Es más, yo diría que es un ensayista que se sirvió anecdóticamente de la
semiótica para analizar con incisiva lógica la realidad. Me sorprende que en la
época de Azúa se estudiase a Barthes con cierta solemnidad porque, que yo sepa,
Barthes no tiene una teoría implacablemente ensamblada sino un conjunto de sagaces
observaciones que se amparan en conceptos que él inventa o crea. A mi modo de
ver, Barthes es un productor lúdico de teoría, no un definidor de sistemas. El
propio Barthes descreía del carácter científico de la semiótica, y lo dijo más
de una vez. La razón es obvia: con el tiempo, el abanico de alusiones que
compone el significado de los signos, cambia.
¿Qué
es lo que puede irritar o no interesar en absoluto de su obra a los estudiantes
de hoy? Algunas derivas inercialmente concéntricas de su análisis estructural
del relato y el uso canónico de la jerga psicoanalítica, terminología que conoció
un fervoroso uso en los sesenta y setenta, y que ahora resulta una antigualla
difícilmente digerible.
¿Qué
es lo que puede resultar interesante de la obra de Barthes hoy tanto al
estudiante como al lector aficionado? El Barthes más interesante es el que de
un modo relajado y preciso analiza cosas concretas. En Mitologías realiza un examen de la sociedad europea de finales de
los cincuenta y principios de los sesenta en sus más diversos aspectos: cine,
literatura, modas, hábitos sociales, etc. En otro libro, y a través de citas filosóficas y
literarias, estudia las diversas tesituras que componen las relaciones
amorosas, articulando un texto muy original (Fragmentos de un discurso amoroso).
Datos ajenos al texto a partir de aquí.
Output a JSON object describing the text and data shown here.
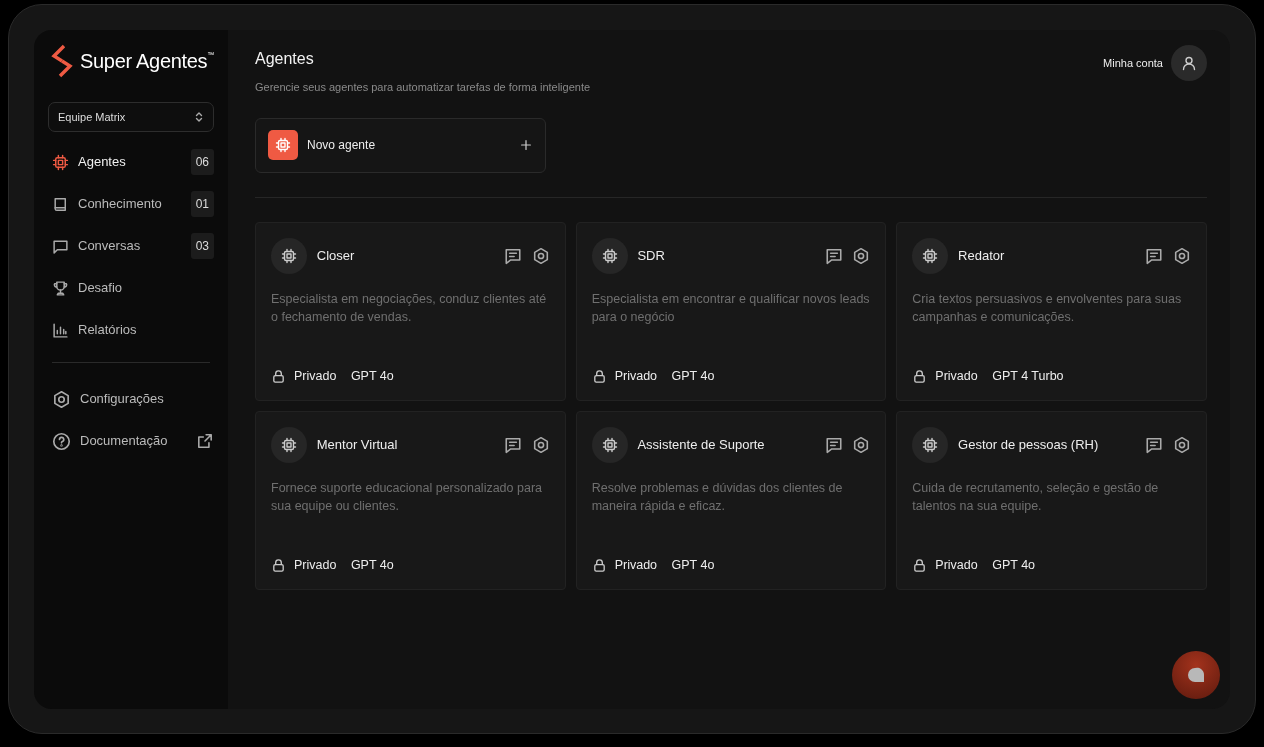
{
  "brand": {
    "name": "Super Agentes$^{™}$"
  },
  "team_select": {
    "value": "Equipe Matrix"
  },
  "nav": [
    {
      "label": "Agentes",
      "count": "06",
      "selected": true
    },
    {
      "label": "Conhecimento",
      "count": "01",
      "selected": false
    },
    {
      "label": "Conversas",
      "count": "03",
      "selected": false
    },
    {
      "label": "Desafio",
      "selected": false
    },
    {
      "label": "Relatórios",
      "selected": false
    }
  ],
  "nav_footer": [
    {
      "label": "Configurações",
      "external": false
    },
    {
      "label": "Documentação",
      "external": true
    }
  ],
  "header": {
    "title": "Agentes",
    "subtitle": "Gerencie seus agentes para automatizar tarefas de forma inteligente",
    "account": "Minha conta"
  },
  "new_agent": {
    "label": "Novo agente"
  },
  "agents": [
    {
      "name": "Closer",
      "description": "Especialista em negociações, conduz clientes até o fechamento de vendas.",
      "visibility": "Privado",
      "model": "GPT 4o"
    },
    {
      "name": "SDR",
      "description": "Especialista em encontrar e qualificar novos leads para o negócio",
      "visibility": "Privado",
      "model": "GPT 4o"
    },
    {
      "name": "Redator",
      "description": "Cria textos persuasivos e envolventes para suas campanhas e comunicações.",
      "visibility": "Privado",
      "model": "GPT 4 Turbo"
    },
    {
      "name": "Mentor Virtual",
      "description": "Fornece suporte educacional personalizado para sua equipe ou clientes.",
      "visibility": "Privado",
      "model": "GPT 4o"
    },
    {
      "name": "Assistente de Suporte",
      "description": "Resolve problemas e dúvidas dos clientes de maneira rápida e eficaz.",
      "visibility": "Privado",
      "model": "GPT 4o"
    },
    {
      "name": "Gestor de pessoas (RH)",
      "description": "Cuida de recrutamento, seleção e gestão de talentos na sua equipe.",
      "visibility": "Privado",
      "model": "GPT 4o"
    }
  ]
}
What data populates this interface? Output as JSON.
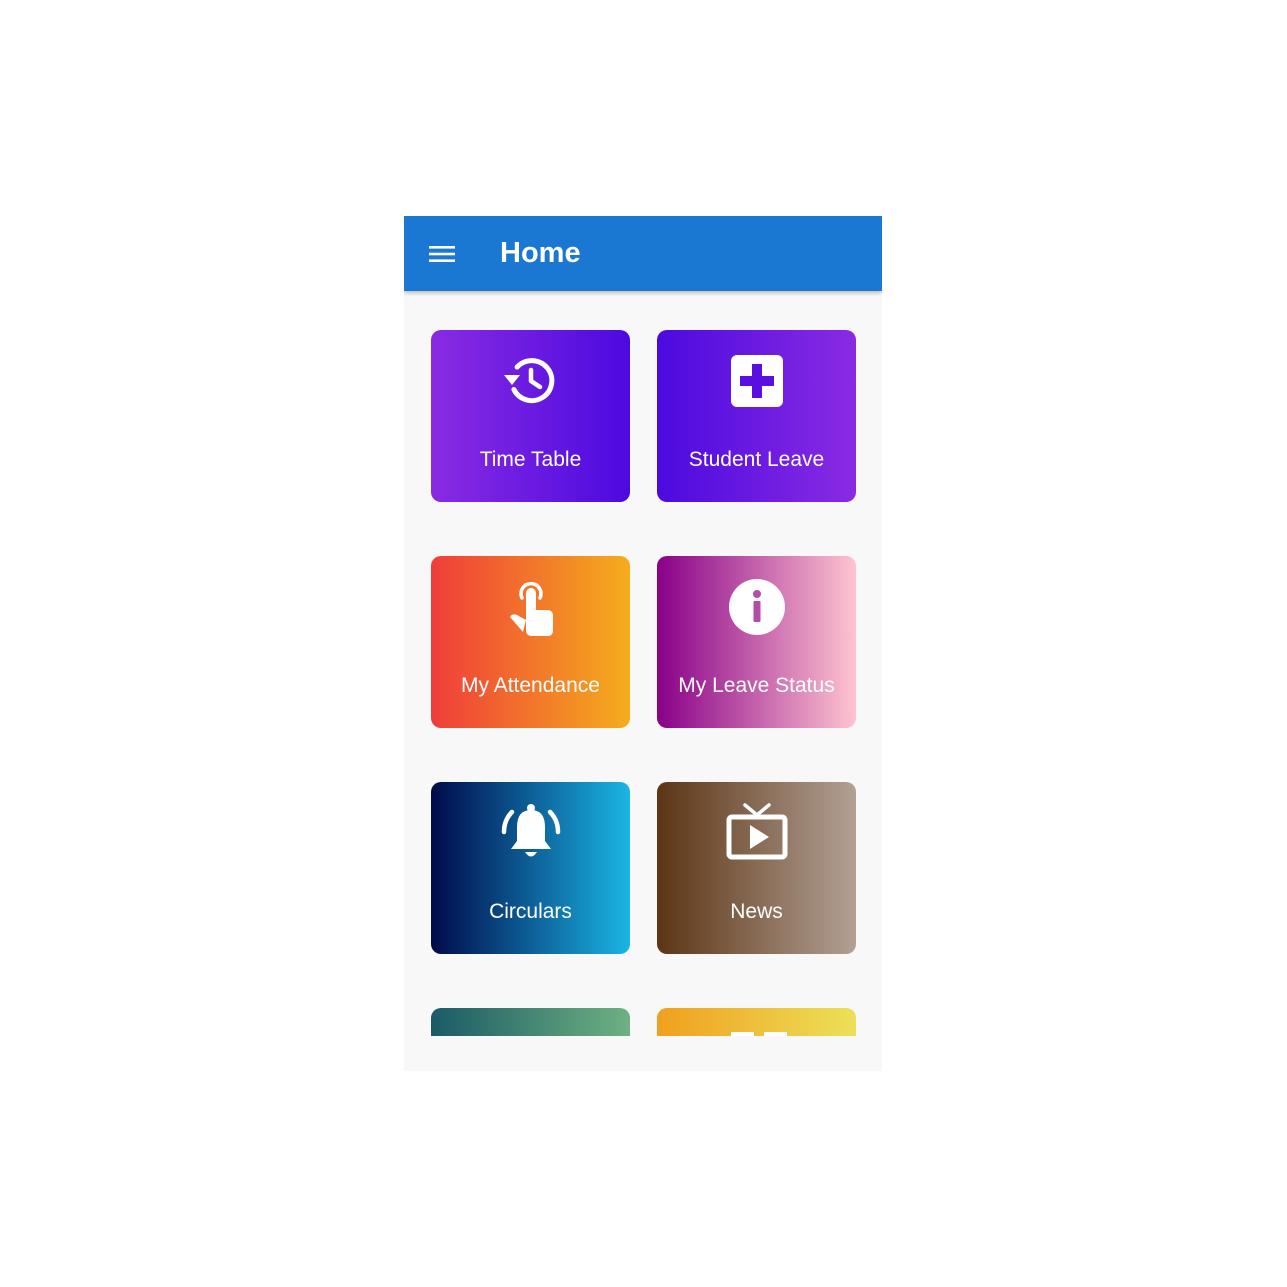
{
  "appbar": {
    "title": "Home",
    "menu_icon": "hamburger-menu-icon",
    "color": "#1a77d2"
  },
  "tiles": [
    {
      "label": "Time Table",
      "icon": "history-clock-icon",
      "gradient": [
        "#8a2be2",
        "#4b0ae0"
      ]
    },
    {
      "label": "Student Leave",
      "icon": "medical-plus-icon",
      "gradient": [
        "#4b0ae0",
        "#8a2be2"
      ]
    },
    {
      "label": "My Attendance",
      "icon": "touch-finger-icon",
      "gradient": [
        "#ef3d3a",
        "#f5ad1c"
      ]
    },
    {
      "label": "My Leave Status",
      "icon": "info-icon",
      "gradient": [
        "#880088",
        "#ffc4d0"
      ]
    },
    {
      "label": "Circulars",
      "icon": "bell-ringing-icon",
      "gradient": [
        "#000a4a",
        "#1ab5e4"
      ]
    },
    {
      "label": "News",
      "icon": "tv-play-icon",
      "gradient": [
        "#5c3515",
        "#b2a094"
      ]
    },
    {
      "label": "",
      "icon": "",
      "gradient": [
        "#1a5a66",
        "#6fb181"
      ]
    },
    {
      "label": "",
      "icon": "",
      "gradient": [
        "#f0a01e",
        "#ece058"
      ]
    }
  ]
}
En El imperio de los signos, que conoce continuas reediciones, Barthes
viaja a Japón y nos cuenta cómo es aquel universo, aplicando a las
creencias, fiestas, gastronomía o
atuendos de este país, el preciso visor semiótico. En La cámara lúcida, libro de cabecera de los estudiantes de arte en
la rama de fotografía, Barthes enuncia una sencilla pero eficaz teoría sobre la composición
de la imagen fotográfica y se dedica a analizar escueta pero suculentamente fotografías
antiguas y modernas de los más diversos autores. El resultado es uno de esos
libros híbridos fascinantes, de género indefinido, - me hace recordar, por su
originalidad, El mono gramático de Octavio Paz, aunque sean distintos - con
reflejos autobiográficos importantes que navega entre la poesía y la
especulación filosófica derivada explícitamente del visionamiento de imágenes
fotográficas.
Los
artículos y seminarios de Barthes también resultan plenamente atractivos a un
lector actual: son pequeños hervideros temáticos repletos de observaciones
interesantes: la obra de Proust, la significación del retiro y la jubilación,
el haikú, la obra de Verne, la escritura de diarios, reflexiones sobre obras
pictóricas antiguas y modernas, sobre la música, etc..
En
fin, que si evitamos el debate puramente teórico de sus ensayos y nos fijamos
en los trabajos que analizan más las cosas cotidianas y la literatura, la novela de la vida, en suma, (las obras que
he citado) la ligerezas que Azúa denunciara, forman parte del viaje analítico
de placer que Barthes, legítimamente, nos procura.